Two design engineers at the University of Warwick have devised a simple 250 UK pounds sterling plastic shield that could play a significant role in eliminating the card skimming cash machine fraud that costs banks tens of millions of pounds.
Falling technology cost and increasing technical sophistication of fraudsters have led to a boom in the criminal use of hidden cameras and card "skimming" devices being secreted on ATMs (cash machines) allowing fraudsters to obtain the electronic details and matching numbers of cash cards. Tens of millions of pounds are lost each year from the UK's network of 57,000 cash machines to this type of fraud. The banks have responded with a number of hi tech solutions to the problem using expensive convoluted solutions to try and disrupt the illegal cameras and skimmers but this simple University of Warwick design provides a much simpler cheaper and effective solution to the problem.
The two design engineers Kevin Pearson and Mark Rushton for the University of Warwick's Warwick Manufacturing Group, have devised a transparent plastic shield that can be securely retrofitted to existing ATMs or built-in to the design of future ATMs. Any attempt to attach a non transparent device such as a camera or skimmer on top of the shield then becomes impossible without being obvious to ATM users. It is also impossible to place a second fake shield on top of the first as the shield is positioned at a distance from the ATM card slot that just before the limit that the slot will accept and draw in the card. If the distance to the slot was increased any further the slot will not be able to draw in the card.
The Warwick design team have patented their design. They have also won 10,000 pounds worth of development funding from the "Mercia Spinner" (an initiative run by the University of Warwick's Warwick ventures department and funded by Advantage West Midlands designed to create technology based "spin out" companies.

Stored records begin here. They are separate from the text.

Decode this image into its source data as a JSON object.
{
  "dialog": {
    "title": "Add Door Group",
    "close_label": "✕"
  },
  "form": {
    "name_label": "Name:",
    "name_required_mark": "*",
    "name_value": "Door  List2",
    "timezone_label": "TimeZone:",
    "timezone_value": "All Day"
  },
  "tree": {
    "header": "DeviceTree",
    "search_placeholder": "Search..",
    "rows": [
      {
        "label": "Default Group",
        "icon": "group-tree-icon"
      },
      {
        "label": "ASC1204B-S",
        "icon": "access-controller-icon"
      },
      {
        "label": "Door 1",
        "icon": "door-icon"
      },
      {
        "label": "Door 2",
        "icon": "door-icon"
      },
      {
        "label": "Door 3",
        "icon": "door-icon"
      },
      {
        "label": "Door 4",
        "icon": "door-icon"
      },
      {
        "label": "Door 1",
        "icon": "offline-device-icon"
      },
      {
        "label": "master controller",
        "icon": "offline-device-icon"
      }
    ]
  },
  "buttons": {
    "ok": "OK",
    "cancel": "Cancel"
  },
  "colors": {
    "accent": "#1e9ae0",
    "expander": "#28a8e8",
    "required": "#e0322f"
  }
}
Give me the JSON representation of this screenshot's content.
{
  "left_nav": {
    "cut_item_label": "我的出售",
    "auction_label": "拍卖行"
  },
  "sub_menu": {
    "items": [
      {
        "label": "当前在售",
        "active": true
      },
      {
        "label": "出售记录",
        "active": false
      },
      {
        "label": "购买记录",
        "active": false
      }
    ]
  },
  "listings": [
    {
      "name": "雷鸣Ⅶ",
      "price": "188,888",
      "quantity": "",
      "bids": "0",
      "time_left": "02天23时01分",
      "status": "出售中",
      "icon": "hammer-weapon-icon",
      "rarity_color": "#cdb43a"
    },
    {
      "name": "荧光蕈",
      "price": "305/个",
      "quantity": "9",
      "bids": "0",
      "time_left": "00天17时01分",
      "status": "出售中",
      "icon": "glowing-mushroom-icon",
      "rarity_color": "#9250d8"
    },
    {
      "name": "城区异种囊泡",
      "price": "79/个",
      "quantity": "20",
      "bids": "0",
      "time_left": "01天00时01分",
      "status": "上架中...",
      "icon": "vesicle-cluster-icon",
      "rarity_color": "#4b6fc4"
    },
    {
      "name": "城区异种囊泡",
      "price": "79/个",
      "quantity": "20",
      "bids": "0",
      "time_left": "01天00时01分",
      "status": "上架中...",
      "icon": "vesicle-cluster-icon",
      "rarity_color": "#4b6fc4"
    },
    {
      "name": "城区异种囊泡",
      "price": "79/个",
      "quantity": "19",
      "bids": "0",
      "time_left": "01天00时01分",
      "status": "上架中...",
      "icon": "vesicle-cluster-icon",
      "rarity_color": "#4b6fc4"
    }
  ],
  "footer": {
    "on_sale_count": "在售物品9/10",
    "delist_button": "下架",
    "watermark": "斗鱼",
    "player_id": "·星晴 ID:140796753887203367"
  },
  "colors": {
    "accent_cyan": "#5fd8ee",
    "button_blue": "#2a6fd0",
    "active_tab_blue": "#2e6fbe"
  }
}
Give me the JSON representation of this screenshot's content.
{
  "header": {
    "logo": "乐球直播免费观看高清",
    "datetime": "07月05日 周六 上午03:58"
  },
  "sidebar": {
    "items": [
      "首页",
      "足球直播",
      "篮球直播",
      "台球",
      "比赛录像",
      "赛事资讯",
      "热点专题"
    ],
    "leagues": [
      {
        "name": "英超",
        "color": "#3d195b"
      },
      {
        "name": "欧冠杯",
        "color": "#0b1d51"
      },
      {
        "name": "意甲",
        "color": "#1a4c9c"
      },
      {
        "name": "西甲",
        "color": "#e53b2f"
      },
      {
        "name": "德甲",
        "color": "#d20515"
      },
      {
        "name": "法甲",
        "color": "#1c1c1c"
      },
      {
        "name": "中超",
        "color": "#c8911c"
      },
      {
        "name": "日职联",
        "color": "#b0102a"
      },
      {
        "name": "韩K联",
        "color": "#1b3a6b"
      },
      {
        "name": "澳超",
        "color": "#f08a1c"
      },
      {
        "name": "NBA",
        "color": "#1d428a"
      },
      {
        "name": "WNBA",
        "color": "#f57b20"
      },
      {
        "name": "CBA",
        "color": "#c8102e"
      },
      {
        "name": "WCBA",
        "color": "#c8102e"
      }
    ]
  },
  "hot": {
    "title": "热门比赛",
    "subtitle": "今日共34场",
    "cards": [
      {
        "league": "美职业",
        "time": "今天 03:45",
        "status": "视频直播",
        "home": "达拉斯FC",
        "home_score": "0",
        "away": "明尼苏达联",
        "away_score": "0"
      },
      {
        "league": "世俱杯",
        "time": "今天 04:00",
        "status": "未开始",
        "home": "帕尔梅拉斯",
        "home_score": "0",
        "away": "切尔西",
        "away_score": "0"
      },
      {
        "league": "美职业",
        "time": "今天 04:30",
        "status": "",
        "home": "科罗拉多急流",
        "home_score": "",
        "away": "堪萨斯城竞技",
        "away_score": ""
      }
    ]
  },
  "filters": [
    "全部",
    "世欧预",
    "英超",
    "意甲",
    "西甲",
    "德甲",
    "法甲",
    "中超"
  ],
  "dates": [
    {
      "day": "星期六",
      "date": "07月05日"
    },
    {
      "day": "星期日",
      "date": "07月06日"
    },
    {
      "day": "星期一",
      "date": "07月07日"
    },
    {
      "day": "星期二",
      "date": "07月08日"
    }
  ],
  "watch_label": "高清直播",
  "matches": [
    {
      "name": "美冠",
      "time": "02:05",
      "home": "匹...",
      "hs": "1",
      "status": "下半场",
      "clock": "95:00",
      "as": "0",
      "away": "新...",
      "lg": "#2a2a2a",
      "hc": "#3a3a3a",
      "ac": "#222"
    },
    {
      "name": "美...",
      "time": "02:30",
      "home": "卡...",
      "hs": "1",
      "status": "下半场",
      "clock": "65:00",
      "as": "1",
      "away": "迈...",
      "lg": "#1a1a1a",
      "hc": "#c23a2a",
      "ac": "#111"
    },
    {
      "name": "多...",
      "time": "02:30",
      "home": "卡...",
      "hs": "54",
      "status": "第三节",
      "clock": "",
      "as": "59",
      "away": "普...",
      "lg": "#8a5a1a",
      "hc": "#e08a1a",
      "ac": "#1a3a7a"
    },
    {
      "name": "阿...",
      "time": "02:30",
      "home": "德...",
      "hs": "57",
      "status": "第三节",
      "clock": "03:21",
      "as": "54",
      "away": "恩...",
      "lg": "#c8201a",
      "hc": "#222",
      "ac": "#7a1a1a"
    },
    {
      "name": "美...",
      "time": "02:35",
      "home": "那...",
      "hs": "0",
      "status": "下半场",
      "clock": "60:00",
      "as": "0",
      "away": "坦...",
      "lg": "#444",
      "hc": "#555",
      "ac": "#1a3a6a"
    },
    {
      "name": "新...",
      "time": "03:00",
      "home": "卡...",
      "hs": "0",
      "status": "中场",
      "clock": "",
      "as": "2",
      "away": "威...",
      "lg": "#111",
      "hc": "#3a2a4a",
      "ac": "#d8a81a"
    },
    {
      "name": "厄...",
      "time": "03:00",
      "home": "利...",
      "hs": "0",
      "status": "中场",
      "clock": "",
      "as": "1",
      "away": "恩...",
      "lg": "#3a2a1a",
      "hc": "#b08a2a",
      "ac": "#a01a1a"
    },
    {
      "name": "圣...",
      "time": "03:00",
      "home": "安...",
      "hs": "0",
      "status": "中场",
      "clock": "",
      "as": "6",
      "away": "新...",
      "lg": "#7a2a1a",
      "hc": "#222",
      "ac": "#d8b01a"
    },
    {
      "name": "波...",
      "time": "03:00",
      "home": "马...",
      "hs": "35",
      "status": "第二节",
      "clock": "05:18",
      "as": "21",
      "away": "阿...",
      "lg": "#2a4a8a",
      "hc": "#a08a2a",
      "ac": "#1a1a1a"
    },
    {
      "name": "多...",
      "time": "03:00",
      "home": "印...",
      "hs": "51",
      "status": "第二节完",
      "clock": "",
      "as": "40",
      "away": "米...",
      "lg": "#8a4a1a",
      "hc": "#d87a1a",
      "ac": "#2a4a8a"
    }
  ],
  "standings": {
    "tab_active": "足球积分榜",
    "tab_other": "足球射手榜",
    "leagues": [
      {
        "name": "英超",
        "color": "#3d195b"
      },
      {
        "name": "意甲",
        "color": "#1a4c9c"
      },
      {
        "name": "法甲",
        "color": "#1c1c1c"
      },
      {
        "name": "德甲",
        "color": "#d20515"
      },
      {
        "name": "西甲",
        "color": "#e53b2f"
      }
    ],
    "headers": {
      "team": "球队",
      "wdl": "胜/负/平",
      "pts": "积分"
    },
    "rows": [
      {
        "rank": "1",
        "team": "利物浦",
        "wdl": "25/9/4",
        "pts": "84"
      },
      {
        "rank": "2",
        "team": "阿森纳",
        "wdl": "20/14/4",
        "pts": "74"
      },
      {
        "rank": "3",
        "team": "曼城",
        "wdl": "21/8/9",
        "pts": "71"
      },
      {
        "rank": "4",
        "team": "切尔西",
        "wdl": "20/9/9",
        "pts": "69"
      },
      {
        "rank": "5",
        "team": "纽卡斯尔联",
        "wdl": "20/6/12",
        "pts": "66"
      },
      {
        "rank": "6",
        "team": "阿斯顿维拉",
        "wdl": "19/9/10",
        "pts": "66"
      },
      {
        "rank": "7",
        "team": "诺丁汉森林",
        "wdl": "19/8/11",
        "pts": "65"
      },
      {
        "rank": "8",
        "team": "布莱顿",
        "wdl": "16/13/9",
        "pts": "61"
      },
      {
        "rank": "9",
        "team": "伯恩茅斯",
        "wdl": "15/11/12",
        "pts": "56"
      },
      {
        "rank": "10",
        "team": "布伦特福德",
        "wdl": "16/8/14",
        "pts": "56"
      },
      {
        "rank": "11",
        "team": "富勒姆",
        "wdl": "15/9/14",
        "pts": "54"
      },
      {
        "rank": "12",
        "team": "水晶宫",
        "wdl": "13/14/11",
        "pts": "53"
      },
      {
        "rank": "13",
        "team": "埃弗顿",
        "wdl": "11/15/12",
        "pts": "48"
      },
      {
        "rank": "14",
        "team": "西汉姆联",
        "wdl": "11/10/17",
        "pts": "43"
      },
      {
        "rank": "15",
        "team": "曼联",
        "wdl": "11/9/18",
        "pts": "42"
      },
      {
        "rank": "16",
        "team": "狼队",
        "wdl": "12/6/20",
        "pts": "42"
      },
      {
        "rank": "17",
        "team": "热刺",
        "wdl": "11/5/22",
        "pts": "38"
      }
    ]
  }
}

This has allowed them to produce some small scale models of the shield but they now face a problem. They would like to produce a full scale model of the shield made exactly to the measurements of the most ATMs for further testing but they can't get the exact dimensions of an ATM without going up to an actual machine and measuring it up - which will naturally draw suspicion that they themselves are engaged in some sort of fraudulent enterprise. Hopefully one of the banks or ATM manufacturers will see the potential of working with them to help devise a full prototype before the designers have to risk arrest?